For decades, MAMH has been advocating to ensure that people with mental health and substance use conditions receive the same level of health insurance benefits and access to services as people with physical health conditions.

This is known as parity. In 2008, the federal Mental Health Parity and Addiction Equity Act became law, but it still is not fully enforced.

For example, many insurers continue to impose “nonquantitative treatment limits” such as preauthorization requirements for behavioral health services and unequal limits on residential treatment limitations. “Fail-first” protocols, which require a patient to try and fail on a cheaper alternative to a mental health medication before a higher-cost medication is approved, is one of the most common types of coverage restrictions.

Treating people with behavioral health conditions differently than people with physical health conditions is discriminatory. Benefits offered by health plans for behavioral health care must be comparable to those offered for physical health care, and not subject to more restrictive financial requirements or treatment limitations.

In 2018, The Kennedy Forum released a technical paper assessing the relative strength of state parity laws in ensuring to effective parity enforcement. The Satcher Health Leadership Institute at the Morehouse School of Medicine and The Kennedy Forum developed a Statutory Coding Instrument (SCI) that evaluated state laws across 10 dimensions, including coverage of mental health and substance use services, requirements for nonquantitative treatment limitations, state agency enforcement and reporting. Massachusetts scored 61 out of 100 points, earning a grade “D”. We can do better than this.

Bills filed in the MA legislature by Sen. Cindy Friedman and Rep. Ruth Balser (S.675/H.2065) would require health insurance plans to provide mental health benefits on a nondiscriminatory basis, including the diagnosis and medically necessary treatment of any mental health or autism spectrum condition.

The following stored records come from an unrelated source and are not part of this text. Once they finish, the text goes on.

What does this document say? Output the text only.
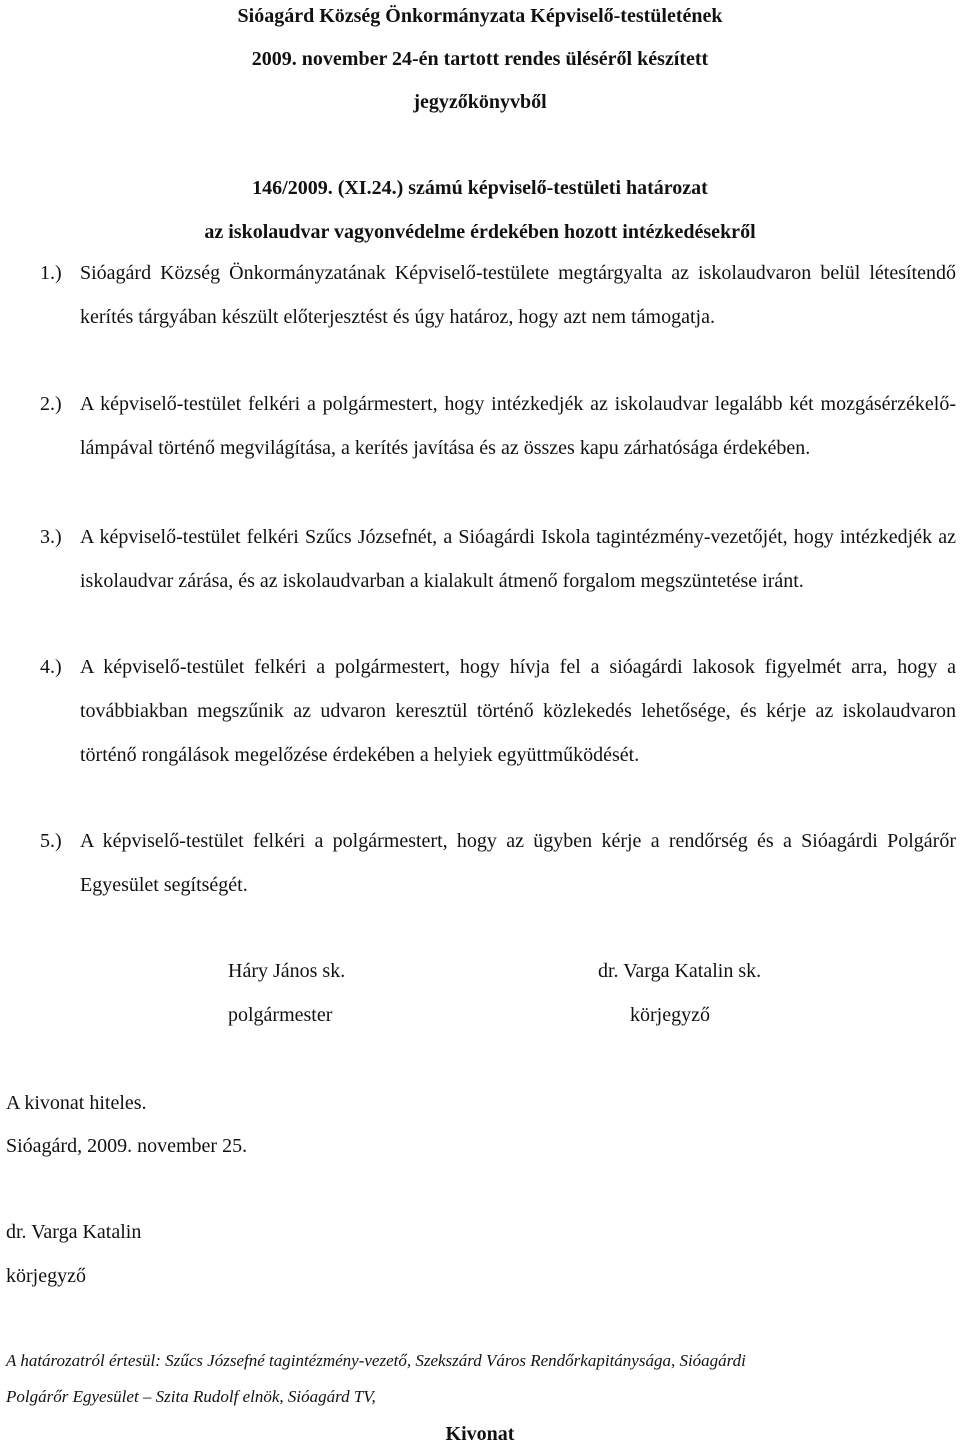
Sióagárd Község Önkormányzata Képviselő-testületének
2009. november 24-én tartott rendes üléséről készített
jegyzőkönyvből
146/2009. (XI.24.) számú képviselő-testületi határozat
az iskolaudvar vagyonvédelme érdekében hozott intézkedésekről
1.) Sióagárd Község Önkormányzatának Képviselő-testülete megtárgyalta az iskolaudvaron belül létesítendő kerítés tárgyában készült előterjesztést és úgy határoz, hogy azt nem támogatja.
2.) A képviselő-testület felkéri a polgármestert, hogy intézkedjék az iskolaudvar legalább két mozgásérzékelő-lámpával történő megvilágítása, a kerítés javítása és az összes kapu zárhatósága érdekében.
3.) A képviselő-testület felkéri Szűcs Józsefnét, a Sióagárdi Iskola tagintézmény-vezetőjét, hogy intézkedjék az iskolaudvar zárása, és az iskolaudvarban a kialakult átmenő forgalom megszüntetése iránt.
4.) A képviselő-testület felkéri a polgármestert, hogy hívja fel a sióagárdi lakosok figyelmét arra, hogy a továbbiakban megszűnik az udvaron keresztül történő közlekedés lehetősége, és kérje az iskolaudvaron történő rongálások megelőzése érdekében a helyiek együttműködését.
5.) A képviselő-testület felkéri a polgármestert, hogy az ügyben kérje a rendőrség és a Sióagárdi Polgárőr Egyesület segítségét.
Háry János sk.
polgármester
dr. Varga Katalin sk.
körjegyző
A kivonat hiteles.
Sióagárd, 2009. november 25.
dr. Varga Katalin
körjegyző
A határozatról értesül: Szűcs Józsefné tagintézmény-vezető, Szekszárd Város Rendőrkapitánysága, Sióagárdi
Polgárőr Egyesület – Szita Rudolf elnök, Sióagárd TV,
Kivonat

These bills would begin address insurance barriers such as onerous and time-consuming approval processes and provide consumers with more opportunities to assert their parity rights.

Ensuring behavioral health parity has never been more important than it is today. The demand for mental health and substance use services grew significantly during COVID and has not abated. MAMH joins the Children’s Mental Health Campaign and many other mental health advocates to support legislation that promotes and supports effective parity implementation.

“Treating people with behavioral health conditions differently than people with physical health conditions is discriminatory.”